After two years, it requires that the state produce separate tests in Algebra II and English III that will be optional for school districts to administer and won’t count toward a school or district’s accountability rating scale.
The shakeup comes amid a backlash against what students, parents, teachers and even school administrators say was over-testing. But leading business groups have worried that cutting back on testing requirements too much could ultimately leave Texas students ill-prepared for the demanding jobs of tomorrow.
The reconciled bill is also designed to free high school students from so many curriculum requirements, thus giving them the flexibility to focus on career and technical training for jobs that are well-paid but don’t necessarily require going to college.
It replaces the current academic plan requiring students to take four years each of math, science, social studies and English with one that only mandates three years of math, science, and social studies.
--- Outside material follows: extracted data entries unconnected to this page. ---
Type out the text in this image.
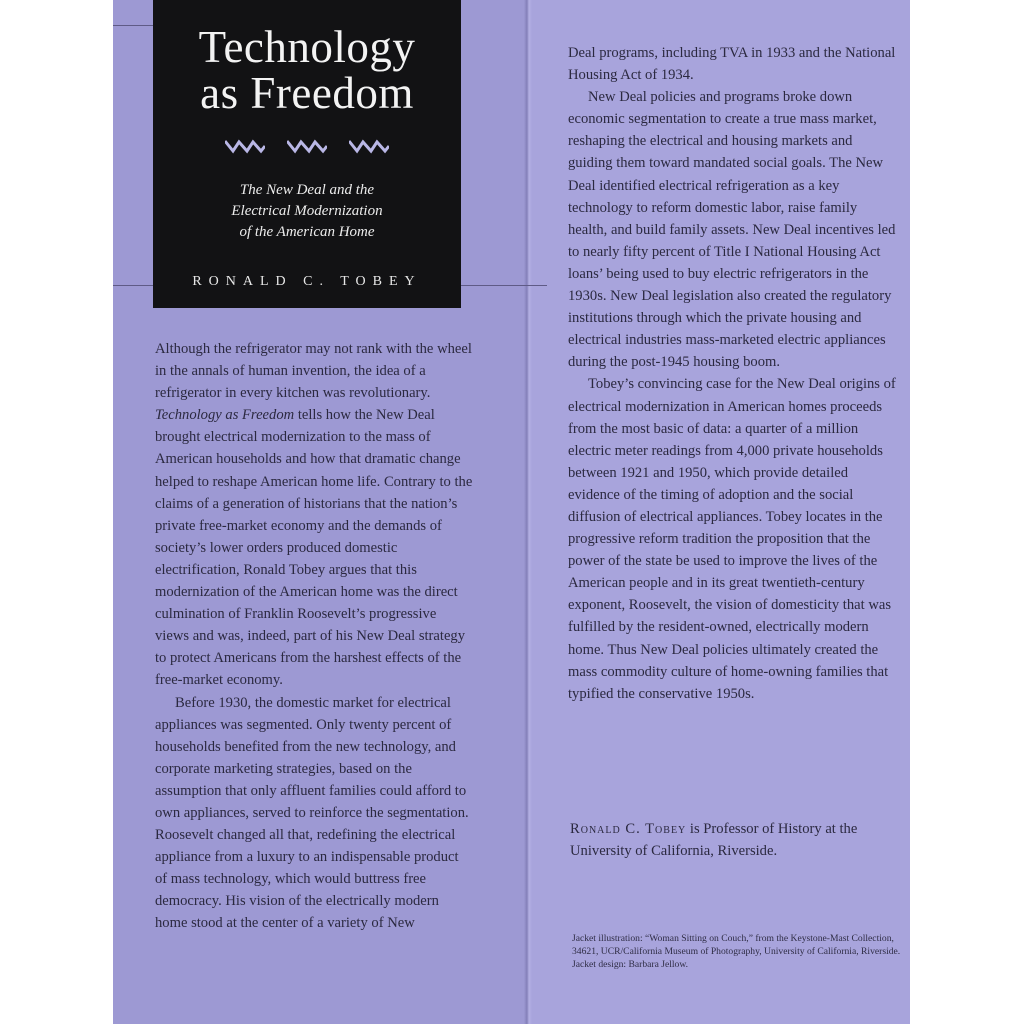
Technology
as Freedom
The New Deal and the
Electrical Modernization
of the American Home
RONALD C. TOBEY

Although the refrigerator may not rank with the wheel in the annals of human invention, the idea of a refrigerator in every kitchen was revolutionary. Technology as Freedom tells how the New Deal brought electrical modernization to the mass of American households and how that dramatic change helped to reshape American home life. Contrary to the claims of a generation of historians that the nation’s private free-market economy and the demands of society’s lower orders produced domestic electrification, Ronald Tobey argues that this modernization of the American home was the direct culmination of Franklin Roosevelt’s progressive views and was, indeed, part of his New Deal strategy to protect Americans from the harshest effects of the free-market economy.

Before 1930, the domestic market for electrical appliances was segmented. Only twenty percent of households benefited from the new technology, and corporate marketing strategies, based on the assumption that only affluent families could afford to own appliances, served to reinforce the segmentation. Roosevelt changed all that, redefining the electrical appliance from a luxury to an indispensable product of mass technology, which would buttress free democracy. His vision of the electrically modern home stood at the center of a variety of New

Deal programs, including TVA in 1933 and the National Housing Act of 1934.

New Deal policies and programs broke down economic segmentation to create a true mass market, reshaping the electrical and housing markets and guiding them toward mandated social goals. The New Deal identified electrical refrigeration as a key technology to reform domestic labor, raise family health, and build family assets. New Deal incentives led to nearly fifty percent of Title I National Housing Act loans’ being used to buy electric refrigerators in the 1930s. New Deal legislation also created the regulatory institutions through which the private housing and electrical industries mass-marketed electric appliances during the post-1945 housing boom.

Tobey’s convincing case for the New Deal origins of electrical modernization in American homes proceeds from the most basic of data: a quarter of a million electric meter readings from 4,000 private households between 1921 and 1950, which provide detailed evidence of the timing of adoption and the social diffusion of electrical appliances. Tobey locates in the progressive reform tradition the proposition that the power of the state be used to improve the lives of the American people and in its great twentieth-century exponent, Roosevelt, the vision of domesticity that was fulfilled by the resident-owned, electrically modern home. Thus New Deal policies ultimately created the mass commodity culture of home-owning families that typified the conservative 1950s.

Ronald C. Tobey is Professor of History at the University of California, Riverside.
Jacket illustration: “Woman Sitting on Couch,” from the Keystone-Mast Collection, 34621, UCR/California Museum of Photography, University of California, Riverside. Jacket design: Barbara Jellow.
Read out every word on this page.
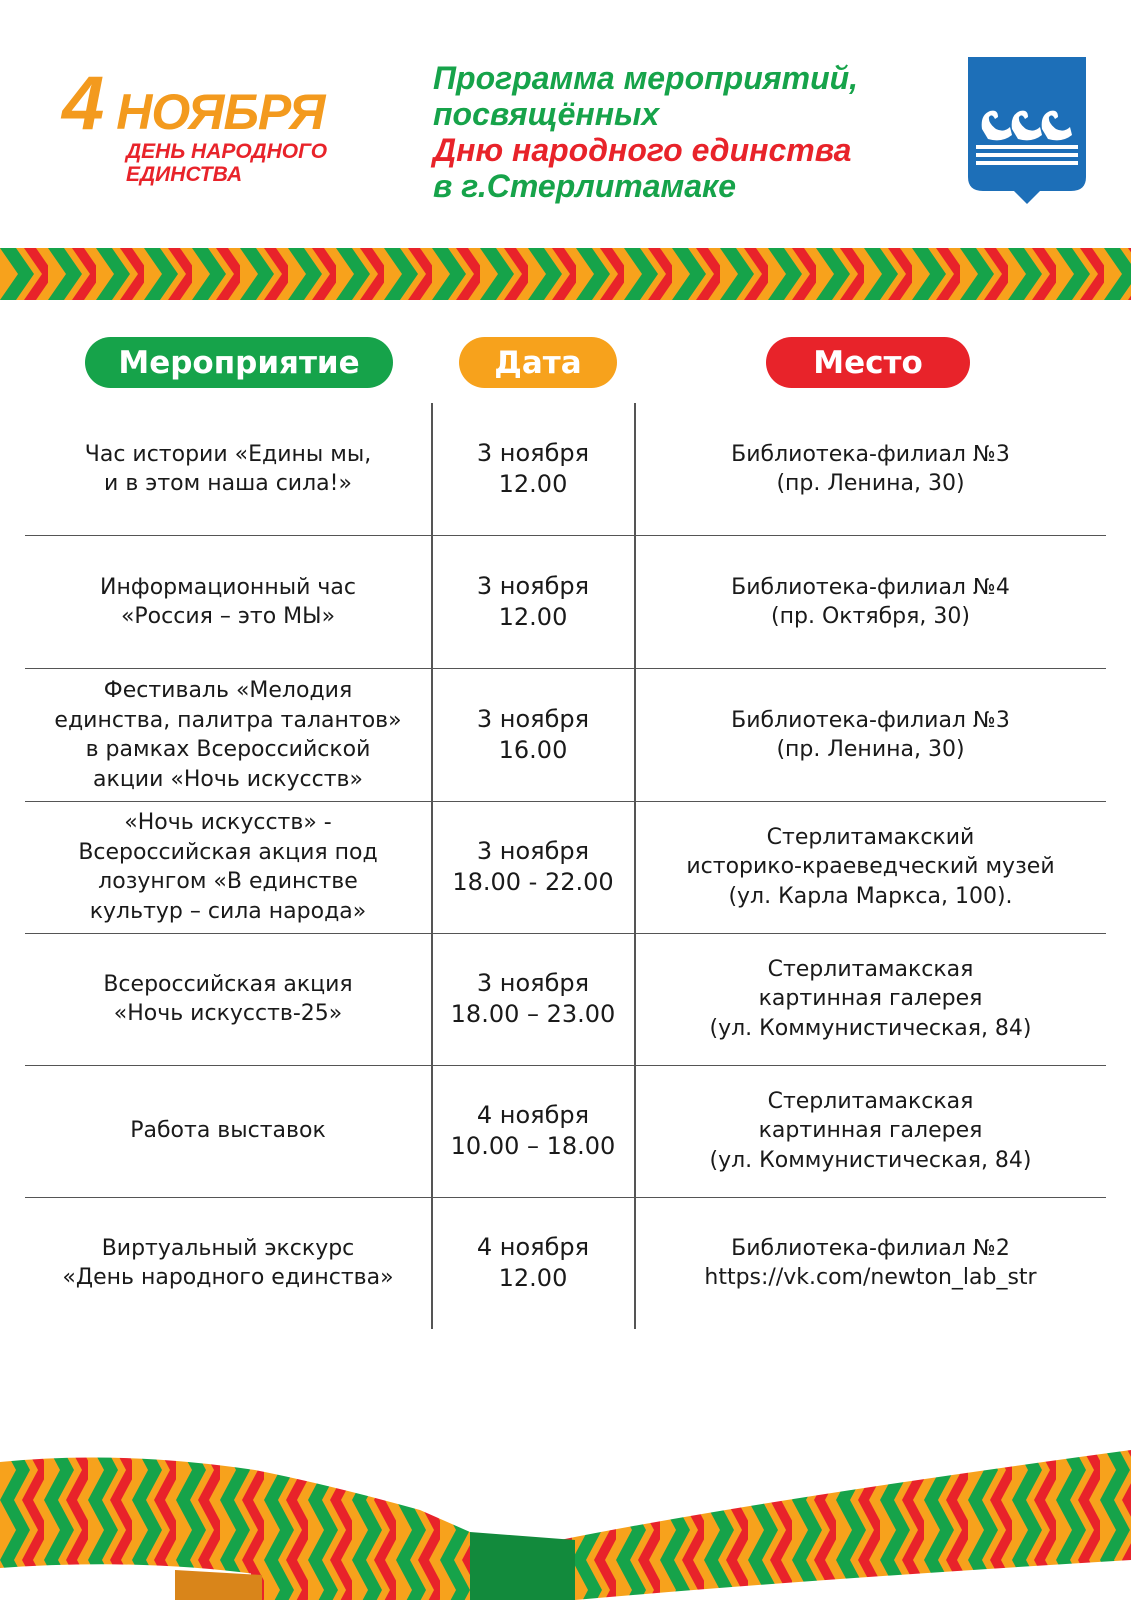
4 НОЯБРЯ
ДЕНЬ НАРОДНОГО
ЕДИНСТВА
Программа мероприятий,
посвящённых
Дню народного единства
в г.Стерлитамаке
Мероприятие	Дата	Место
Час истории «Едины мы,
и в этом наша сила!»
3 ноября
12.00
Библиотека-филиал №3
(пр. Ленина, 30)
Информационный час
«Россия – это МЫ»
3 ноября
12.00
Библиотека-филиал №4
(пр. Октября, 30)
Фестиваль «Мелодия
единства, палитра талантов»
в рамках Всероссийской
акции «Ночь искусств»
3 ноября
16.00
Библиотека-филиал №3
(пр. Ленина, 30)
«Ночь искусств» -
Всероссийская акция под
лозунгом «В единстве
культур – сила народа»
3 ноября
18.00 - 22.00
Стерлитамакский
историко-краеведческий музей
(ул. Карла Маркса, 100).
Всероссийская акция
«Ночь искусств-25»
3 ноября
18.00 – 23.00
Стерлитамакская
картинная галерея
(ул. Коммунистическая, 84)
Работа выставок
4 ноября
10.00 – 18.00
Стерлитамакская
картинная галерея
(ул. Коммунистическая, 84)
Виртуальный экскурс
«День народного единства»
4 ноября
12.00
Библиотека-филиал №2
https://vk.com/newton_lab_str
It also is meant to offer courses in math and science geared more toward career training.
But the plan also establishes a “foundation” diploma that allows students to avoid taking four years of math and science and skip upper-level classes like Algebra II, which higher education experts say is a key predictor to success in college.
Those opting for the base plan, though, won’t be allowed to qualify for automatic admission into the state’s public universities under current law admitting the top 10 percent of graduating classes.
Meanwhile, the state currently has 209 charters. Because operators can use a single charter to run multiple campuses, though, Texas has about 500 total charter schools educating about 154,000 children, or 3 percent of its 5 million-plus public school students.
The Senate charter school bill increased the cap to 305 by September 2019. Though the House version included a maximum of just 275 over time, the conference committee opted to approve a cap of 305 — a move that may anger some lawmakers in the lower chamber.
The reconciled version also may not count proven, out-of-state charter operators who want to run multiple campuses in Texas against the cap, and exempts special “drop-out recovery” charters that specialize in getting students who have previously abandoned their studies to return to school. That could free up still more space for additional charters.
Patrick is the Legislature’s leading advocate for school choice. He said Saturday, “I would have liked to see the cap lifted entirely, but I’m just one of the 181 members.” He was counting all lawmakers in both the House and Senate.